Lissy, Ben. Mitch and Sara-Lila
4th Street pedestrian mall with  bars and restaurants  
Then we checked out the covered market, which reminded me of the Reading Terminal Market in Philadelphia, or the deli section at Vic Market, only less lively at that hour. We took a free trolley ride through some of the areas which would certainly have been no-go areas a few years back. It is many years since I have looked around parts of Cleveland far from the suburban area where my family lives, and a good deal of gentrification is going on, with all the tell-tale signs - new trendy restaurants and galleries, re-purposed older commercial buildings, and houses being done up  block by block . 

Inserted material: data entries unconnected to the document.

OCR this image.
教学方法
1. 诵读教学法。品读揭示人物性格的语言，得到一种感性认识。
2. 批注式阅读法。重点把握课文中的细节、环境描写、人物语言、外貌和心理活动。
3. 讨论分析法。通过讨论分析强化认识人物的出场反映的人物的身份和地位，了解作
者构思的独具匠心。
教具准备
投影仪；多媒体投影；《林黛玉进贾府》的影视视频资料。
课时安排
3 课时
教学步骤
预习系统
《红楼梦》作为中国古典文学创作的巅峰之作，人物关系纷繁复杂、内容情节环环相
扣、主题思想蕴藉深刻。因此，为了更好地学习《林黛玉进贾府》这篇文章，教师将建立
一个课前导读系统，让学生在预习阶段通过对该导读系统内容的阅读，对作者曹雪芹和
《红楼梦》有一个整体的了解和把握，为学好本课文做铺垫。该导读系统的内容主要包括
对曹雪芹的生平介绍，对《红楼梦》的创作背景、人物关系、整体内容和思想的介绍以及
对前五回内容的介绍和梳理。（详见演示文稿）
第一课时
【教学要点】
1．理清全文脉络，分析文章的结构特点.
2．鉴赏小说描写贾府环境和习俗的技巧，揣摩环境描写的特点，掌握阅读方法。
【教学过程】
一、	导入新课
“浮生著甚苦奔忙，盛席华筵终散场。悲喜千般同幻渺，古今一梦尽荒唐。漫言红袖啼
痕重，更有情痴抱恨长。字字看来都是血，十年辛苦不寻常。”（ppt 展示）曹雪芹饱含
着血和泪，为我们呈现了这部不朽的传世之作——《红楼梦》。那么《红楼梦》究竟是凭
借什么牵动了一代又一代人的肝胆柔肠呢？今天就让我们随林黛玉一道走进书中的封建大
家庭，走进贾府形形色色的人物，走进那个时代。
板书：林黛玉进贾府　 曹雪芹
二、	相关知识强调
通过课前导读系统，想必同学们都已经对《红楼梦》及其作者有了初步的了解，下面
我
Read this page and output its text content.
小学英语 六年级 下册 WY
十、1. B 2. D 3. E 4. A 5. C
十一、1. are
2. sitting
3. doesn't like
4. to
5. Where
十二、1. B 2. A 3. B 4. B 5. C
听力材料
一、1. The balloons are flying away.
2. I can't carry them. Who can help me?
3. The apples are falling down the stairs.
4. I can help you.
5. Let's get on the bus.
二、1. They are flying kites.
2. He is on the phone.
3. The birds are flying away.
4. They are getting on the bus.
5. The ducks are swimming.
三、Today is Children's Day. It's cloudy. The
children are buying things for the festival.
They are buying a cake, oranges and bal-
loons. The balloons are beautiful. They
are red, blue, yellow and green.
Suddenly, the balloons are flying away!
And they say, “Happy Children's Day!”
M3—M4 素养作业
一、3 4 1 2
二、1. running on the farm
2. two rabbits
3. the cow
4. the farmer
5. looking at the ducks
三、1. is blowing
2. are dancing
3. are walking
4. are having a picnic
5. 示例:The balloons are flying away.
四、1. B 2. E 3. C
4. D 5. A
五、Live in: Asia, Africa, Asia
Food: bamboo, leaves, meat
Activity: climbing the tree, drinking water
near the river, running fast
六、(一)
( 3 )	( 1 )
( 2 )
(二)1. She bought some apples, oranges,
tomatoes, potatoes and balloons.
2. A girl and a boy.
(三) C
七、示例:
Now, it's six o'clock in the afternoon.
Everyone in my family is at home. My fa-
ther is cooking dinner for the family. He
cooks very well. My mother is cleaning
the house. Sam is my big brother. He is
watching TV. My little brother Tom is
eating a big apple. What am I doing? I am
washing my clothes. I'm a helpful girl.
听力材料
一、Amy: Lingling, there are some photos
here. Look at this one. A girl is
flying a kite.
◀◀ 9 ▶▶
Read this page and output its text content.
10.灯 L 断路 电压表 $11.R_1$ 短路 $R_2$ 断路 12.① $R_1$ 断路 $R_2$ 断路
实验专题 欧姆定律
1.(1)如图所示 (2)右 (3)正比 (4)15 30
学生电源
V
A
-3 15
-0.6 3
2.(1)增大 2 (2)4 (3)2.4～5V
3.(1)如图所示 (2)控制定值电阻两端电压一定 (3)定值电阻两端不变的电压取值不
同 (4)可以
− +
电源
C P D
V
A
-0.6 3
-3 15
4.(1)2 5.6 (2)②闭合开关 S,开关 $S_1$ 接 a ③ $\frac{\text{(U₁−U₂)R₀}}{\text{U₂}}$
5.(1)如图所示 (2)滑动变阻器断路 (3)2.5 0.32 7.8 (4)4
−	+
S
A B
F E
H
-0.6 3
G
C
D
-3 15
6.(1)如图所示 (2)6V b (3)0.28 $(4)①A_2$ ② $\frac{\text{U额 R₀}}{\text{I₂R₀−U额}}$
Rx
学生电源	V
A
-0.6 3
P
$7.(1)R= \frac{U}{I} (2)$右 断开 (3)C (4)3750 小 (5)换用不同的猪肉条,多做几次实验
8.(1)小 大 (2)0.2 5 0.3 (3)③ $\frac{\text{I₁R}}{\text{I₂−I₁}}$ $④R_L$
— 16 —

We ended up on 4th Street, where Sarah-Lila, Mitch’s 17-year-old daughter, has a part time job as hostess at a fancy restaurant where we had some drinks and snacks (and complimentary dessert!) before heading back to the Rapid to go back to our dinner date with Pam and Stan at a Brazilian restaurant with lots of small plates to share.   Unfortunately the rain had set in as we raced the couple of blocks to the Rapid station, and we had just missed our train so had to wait around for more than 20 minutes in sodden jeans and squelching shoes , not a bit comfortable. 
Aunt Lil, almost 91,  and me.
We fitted n a quick visit to Aunt Lil, who has moved into a different section of the aged care facility she has lived in for some time.  She was in fine form and she particularly enjoyed meeting Lissy for the first time.  Her son Jeffrey also popped in for a quick visit at Henry and Flo's on my last evening in Cleveland.